Pour les économistes d'Oddo BHF, "il y a moins de danger à taper fort au commencement du cycle (avec une baisse de 50 points de base) puis à ralentir le pas que le contraire".
"C’est ce choix que Jerome Powell a fait partager à l’ensemble du comité de politique monétaire de la Fed, à l’exception d’un gouverneur. Selon le nouveau "dot chart", deux baisses de taux de 25 points de base sont attendues d’ici la fin 2024, puis quatre autres en 2025. La convergence vers une zone de neutralité monétaire est plus rapide qu’initialement anticipé par la Fed, ce qui contribue à écarter un scénario de récession", rassurent-ils.

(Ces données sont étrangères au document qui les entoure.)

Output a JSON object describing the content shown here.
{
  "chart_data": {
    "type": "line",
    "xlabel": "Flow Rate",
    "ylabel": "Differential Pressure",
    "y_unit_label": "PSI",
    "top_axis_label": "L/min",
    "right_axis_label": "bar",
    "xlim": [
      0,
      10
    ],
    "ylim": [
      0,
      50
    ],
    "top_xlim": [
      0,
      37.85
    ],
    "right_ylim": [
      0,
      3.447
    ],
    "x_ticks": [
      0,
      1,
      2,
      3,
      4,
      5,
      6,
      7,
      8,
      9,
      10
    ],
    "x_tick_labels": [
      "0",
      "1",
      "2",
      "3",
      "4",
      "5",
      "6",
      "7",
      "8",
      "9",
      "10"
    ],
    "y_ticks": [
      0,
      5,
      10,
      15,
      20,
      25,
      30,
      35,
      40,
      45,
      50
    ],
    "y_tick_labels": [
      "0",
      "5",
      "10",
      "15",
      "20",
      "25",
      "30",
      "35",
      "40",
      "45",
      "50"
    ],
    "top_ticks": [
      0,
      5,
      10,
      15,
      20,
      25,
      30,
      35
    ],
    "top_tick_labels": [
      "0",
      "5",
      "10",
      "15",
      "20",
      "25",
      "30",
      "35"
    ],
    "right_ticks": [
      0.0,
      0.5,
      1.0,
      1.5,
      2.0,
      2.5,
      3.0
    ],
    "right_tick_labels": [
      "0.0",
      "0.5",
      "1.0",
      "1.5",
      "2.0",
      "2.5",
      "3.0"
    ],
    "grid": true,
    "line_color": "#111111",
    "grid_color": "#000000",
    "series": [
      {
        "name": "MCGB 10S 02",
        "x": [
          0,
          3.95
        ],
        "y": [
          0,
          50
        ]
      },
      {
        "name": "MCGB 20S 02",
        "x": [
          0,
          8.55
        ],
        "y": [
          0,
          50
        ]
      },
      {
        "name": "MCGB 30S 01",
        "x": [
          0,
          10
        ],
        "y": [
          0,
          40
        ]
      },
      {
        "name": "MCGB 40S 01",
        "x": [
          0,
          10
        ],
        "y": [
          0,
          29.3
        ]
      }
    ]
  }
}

Certains économistes estiment, par ailleurs, que cette baisse de 50 points de base, permet finalement à la Fed de se mettre dans le bon temps et de rattraper son retard. "La Fed a adopté un mode de "rattrapage" lors de la réunion de septembre en réduisant les taux de 50 points de base. Le président Powell sait qu'ils auraient dû procéder à une baisse de 25 points de base en juillet, alors ajoutez 25 points de base lors de cette réunion", considère Jack McIntyre, de Brandywine Global.